As Coquenil listened, his mouth drew into an ominous thin line and his deep eyes burned angrily.
“M. Gritz,” he said in a cold, cutting voice, “you are a man of intelligence, you must be. This crime was committed last night about nine o’clock; it’s now half past three in the morning. Will you please tell me how it happens that this fact of vital importance has been concealed from the police for over six hours?”
“Why,” stammered the other, “I—I don’t know.”
“Are you trying to shield some one? Who is this man that engaged Number Seven?”
Gritz shook his head unhappily. “I don’t know his name.”
“You don’t know his name?” thundered Coquenil.
“We have to be discreet in these matters,” reasoned the other. “We have many clients who do not give us their names, they have their own reasons for that; some of them are married, and, as a man of the world, I respect their reserve.” M. Gritz prided himself on being a man of the world. He had started as a penniless Swiss waiter and had reached the magnificent point where broken-down aristocrats were willing to owe him money and sometimes borrow it—and he appreciated the honor.
“But what do you call him?” persisted Coquenil. “You must call him something.”
“In speaking to him we call him ‘monsieur’; in speaking of him we call him ‘the tall blonde.’”
“The tall blonde!” repeated M. Paul.
“Exactly. He has been here several times with a woman he calls Anita. That’s all I know about it. Anyway, what difference does it make since he didn’t come to-night?”
“How do you know he didn’t come? He had a key to the alleyway door, didn’t he?”
“Yes, but I tell you he sent a petit bleu.”
The detective shrugged his shoulders. “Some one has been here and locked this door on the inside.
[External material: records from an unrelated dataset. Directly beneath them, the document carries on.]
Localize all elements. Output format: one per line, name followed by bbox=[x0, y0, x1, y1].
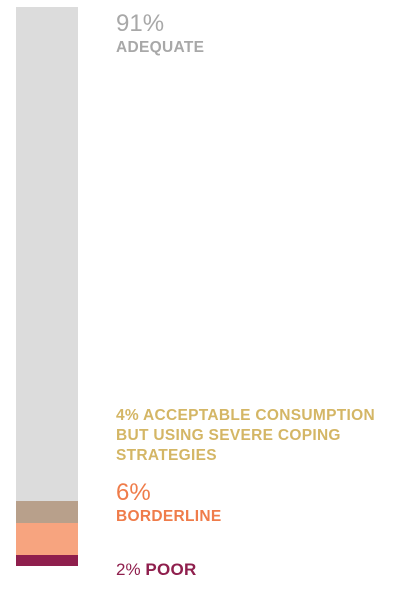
percent-poor: 2% bbox=[116, 560, 141, 579]
bar-segment-poor bbox=[16, 555, 78, 566]
percent-acceptable: 4% bbox=[116, 407, 140, 424]
category-poor: POOR bbox=[145, 560, 197, 579]
percent-adequate: 91% bbox=[116, 10, 165, 37]
bar-segment-acceptable bbox=[16, 500, 78, 523]
bar-segment-borderline bbox=[16, 522, 78, 556]
percent-borderline: 6% bbox=[116, 479, 151, 506]
label-acceptable: 4% ACCEPTABLE CONSUMPTION BUT USING SEVE… bbox=[116, 406, 406, 466]
label-adequate: 91% ADEQUATE bbox=[116, 10, 204, 56]
category-acceptable: ACCEPTABLE CONSUMPTION BUT USING SEVERE … bbox=[116, 407, 375, 465]
label-poor: 2% POOR bbox=[116, 560, 197, 580]
category-borderline: BORDERLINE bbox=[116, 507, 222, 525]
bar-segment-adequate bbox=[16, 7, 78, 501]
category-adequate: ADEQUATE bbox=[116, 38, 205, 56]
label-borderline: 6% BORDERLINE bbox=[116, 479, 221, 525]
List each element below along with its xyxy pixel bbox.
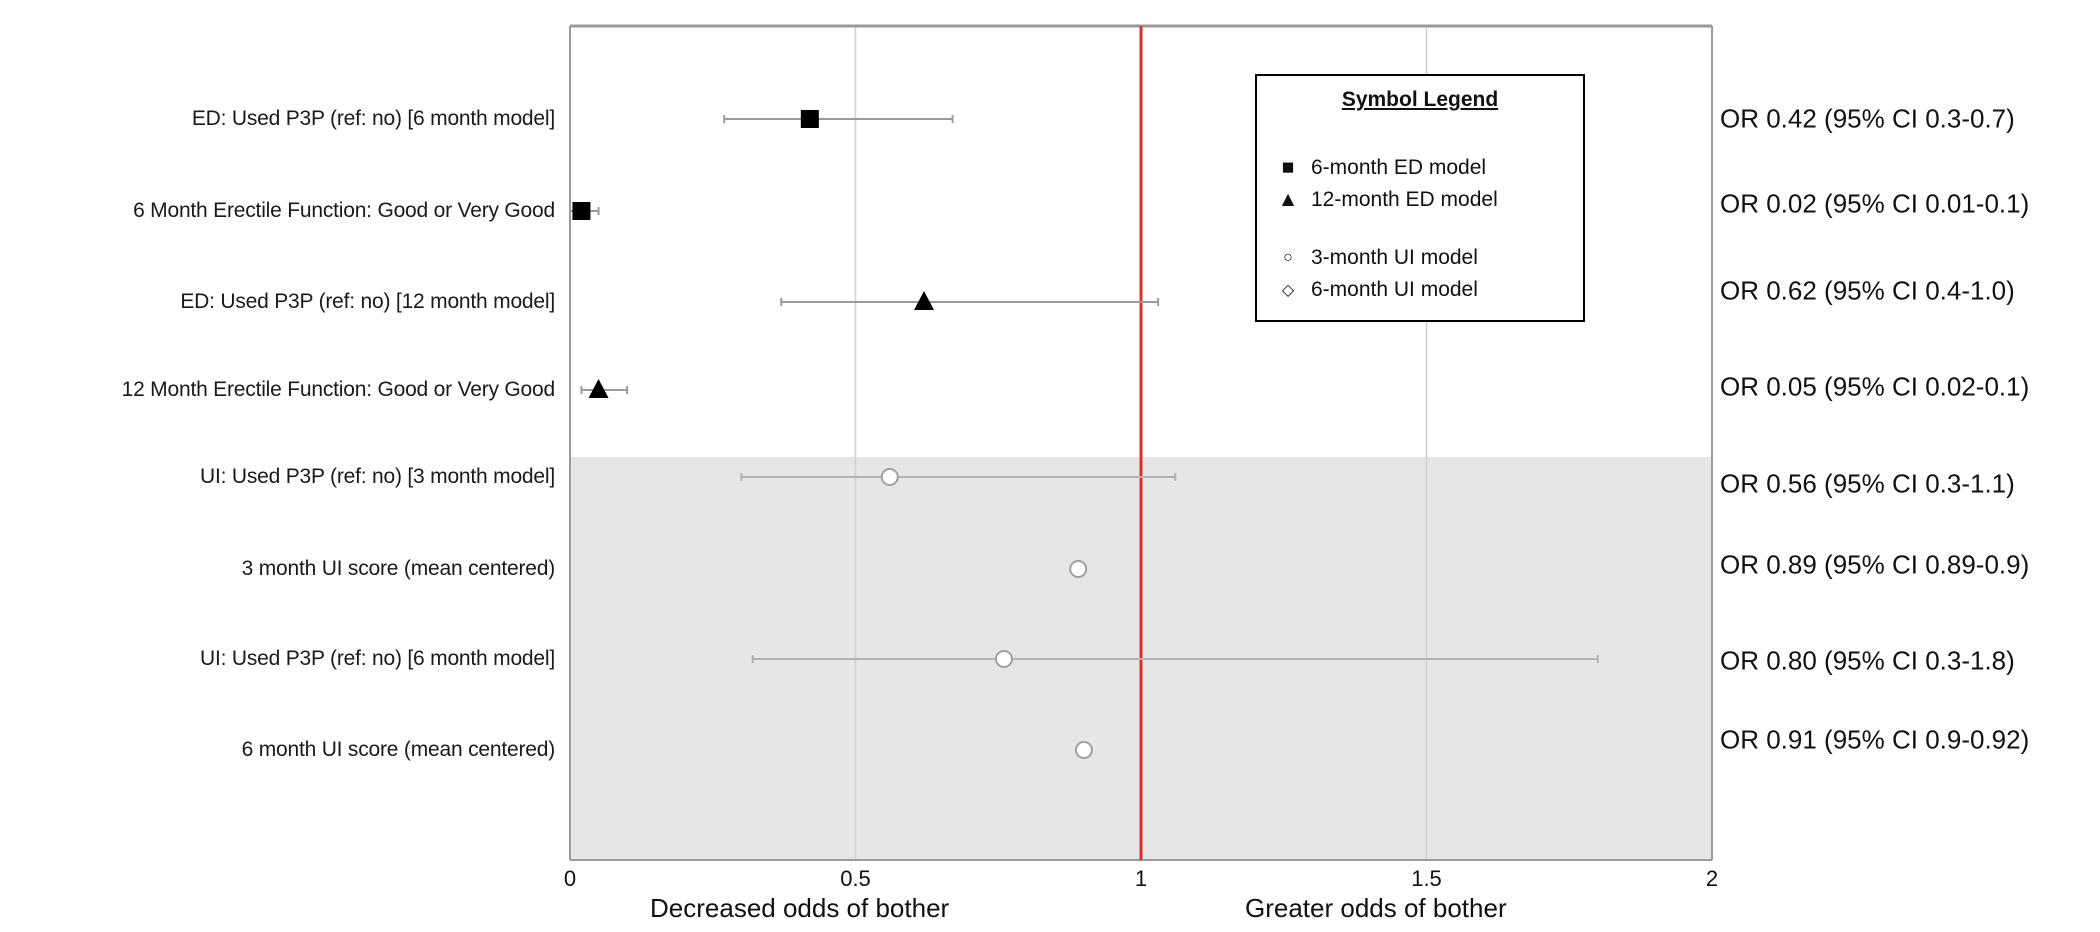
legend-title: Symbol Legend — [1341, 88, 1499, 111]
row-label: ED: Used P3P (ref: no) [12 month model] — [180, 290, 555, 313]
odds-ratio-label: OR 0.05 (95% CI 0.02-0.1) — [1720, 371, 2030, 402]
x-tick-label: 0.5 — [840, 866, 871, 891]
square-marker — [800, 110, 819, 128]
triangle-marker — [914, 291, 935, 310]
legend-label: 6-month UI model — [1311, 278, 1478, 301]
row-label: 6 month UI score (mean centered) — [241, 738, 556, 761]
circle-marker — [994, 650, 1013, 668]
xlabel-right: Greater odds of bother — [1245, 893, 1507, 923]
odds-ratio-label: OR 0.80 (95% CI 0.3-1.8) — [1720, 645, 2015, 676]
circle-icon: ○ — [1283, 249, 1293, 266]
row-label: ED: Used P3P (ref: no) [6 month model] — [191, 107, 555, 130]
row-label: 6 Month Erectile Function: Good or Very … — [133, 199, 555, 222]
legend-item-12-month-ed: ▲ 12-month ED model — [1277, 188, 1498, 212]
row-label: 3 month UI score (mean centered) — [241, 557, 556, 580]
diamond-icon: ◇ — [1281, 282, 1295, 299]
legend-item-6-month-ui: ◇ 6-month UI model — [1277, 278, 1478, 302]
symbol-legend: Symbol Legend ■ 6-month ED model ▲ 12-mo… — [1255, 74, 1585, 322]
triangle-marker — [588, 379, 609, 398]
odds-ratio-label: OR 0.89 (95% CI 0.89-0.9) — [1720, 549, 2030, 580]
row-label: 12 Month Erectile Function: Good or Very… — [121, 378, 556, 401]
circle-marker — [1069, 560, 1088, 578]
odds-ratio-label: OR 0.62 (95% CI 0.4-1.0) — [1720, 275, 2015, 306]
legend-item-3-month-ui: ○ 3-month UI model — [1277, 246, 1478, 270]
square-marker — [572, 202, 591, 220]
circle-marker — [880, 468, 899, 486]
legend-label: 12-month ED model — [1311, 188, 1498, 211]
legend-label: 3-month UI model — [1311, 246, 1478, 269]
legend-label: 6-month ED model — [1311, 156, 1487, 179]
x-tick-label: 1.5 — [1411, 866, 1442, 891]
odds-ratio-label: OR 0.91 (95% CI 0.9-0.92) — [1720, 724, 2030, 755]
odds-ratio-label: OR 0.56 (95% CI 0.3-1.1) — [1720, 468, 2015, 499]
legend-item-6-month-ed: ■ 6-month ED model — [1277, 156, 1486, 180]
triangle-icon: ▲ — [1277, 188, 1299, 211]
odds-ratio-label: OR 0.42 (95% CI 0.3-0.7) — [1720, 103, 2015, 134]
x-tick-label: 0 — [564, 866, 576, 891]
x-tick-label: 1 — [1135, 866, 1147, 891]
x-tick-label: 2 — [1706, 866, 1718, 891]
circle-marker — [1074, 741, 1093, 759]
odds-ratio-label: OR 0.02 (95% CI 0.01-0.1) — [1720, 188, 2030, 219]
xlabel-left: Decreased odds of bother — [650, 893, 950, 923]
row-label: UI: Used P3P (ref: no) [6 month model] — [199, 647, 555, 670]
row-label: UI: Used P3P (ref: no) [3 month model] — [199, 465, 555, 488]
square-icon: ■ — [1281, 156, 1295, 179]
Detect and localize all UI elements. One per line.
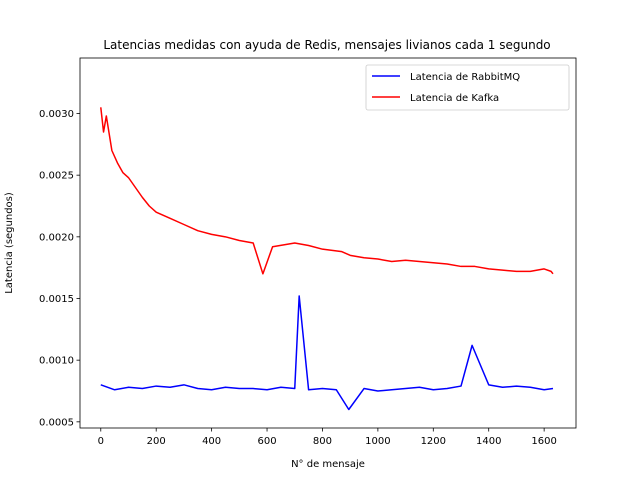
y-tick-label: 0.0020 bbox=[39, 232, 74, 243]
y-tick-label: 0.0015 bbox=[39, 294, 74, 305]
chart-title: Latencias medidas con ayuda de Redis, me… bbox=[103, 38, 550, 52]
x-tick-label: 1000 bbox=[365, 436, 390, 447]
series-line-1 bbox=[100, 107, 554, 275]
x-tick-label: 400 bbox=[202, 436, 221, 447]
y-axis-title: Latencia (segundos) bbox=[4, 192, 15, 294]
x-axis-title: N° de mensaje bbox=[291, 459, 365, 470]
legend-label-rabbitmq: Latencia de RabbitMQ bbox=[410, 72, 520, 83]
y-tick-label: 0.0005 bbox=[39, 417, 74, 428]
x-tick-label: 0 bbox=[98, 436, 104, 447]
series-layer bbox=[100, 107, 554, 411]
x-tick-label: 800 bbox=[313, 436, 332, 447]
legend-box bbox=[365, 64, 570, 111]
x-axis-ticks: 0 200 400 600 800 1000 1200 1400 1600 bbox=[98, 428, 557, 447]
x-tick-label: 200 bbox=[147, 436, 166, 447]
series-line-0 bbox=[100, 295, 554, 411]
y-tick-label: 0.0025 bbox=[39, 171, 74, 182]
y-tick-label: 0.0030 bbox=[39, 109, 74, 120]
y-tick-label: 0.0010 bbox=[39, 356, 74, 367]
x-tick-label: 600 bbox=[257, 436, 276, 447]
legend-label-kafka: Latencia de Kafka bbox=[410, 93, 499, 104]
x-tick-label: 1400 bbox=[476, 436, 501, 447]
legend: Latencia de RabbitMQ Latencia de Kafka bbox=[365, 64, 570, 111]
y-axis-ticks: 0.0005 0.0010 0.0015 0.0020 0.0025 0.0030 bbox=[39, 109, 80, 428]
plot-frame bbox=[79, 57, 577, 429]
x-tick-label: 1600 bbox=[531, 436, 556, 447]
x-tick-label: 1200 bbox=[421, 436, 446, 447]
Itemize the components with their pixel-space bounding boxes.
I want it opened.”
“Just a moment,” trembled Gritz. “I have a pass key to the alleyway door. We’ll go around.”
“Make haste, then,” and they started briskly through the halls, the proprietor assuring M. Paul that only a single key was ever given out for the alleyway door and this to none but trusted clients, who returned it the same night.
“Only a single key to the alleyway door,” reflected, Coquenil.
“Yes.”
“And your ‘tall blonde’ has it now?”
“I suppose so.”
They left the hotel by the main entrance, and were just going around into Rue Marboeuf when the concierge from across the way met them with word that Caesar had arrived.
“Caesar?” questioned Gritz.
“He’s my dog. Ph-h-eet! Ph-h-eet! Ah, here he is!” and out of the shadows the splendid animal came bounding. At his master’s call he had made a mighty plunge and broken away from Papa Tignol’s hold.
“Good old fellow!” murmured M. Paul, holding the dog’s eager head with his two hands. “I have work for you, sir, to-night. Ah, he knows! See his eyes! Look at that tail! We’ll show ’em, eh, Caesar?”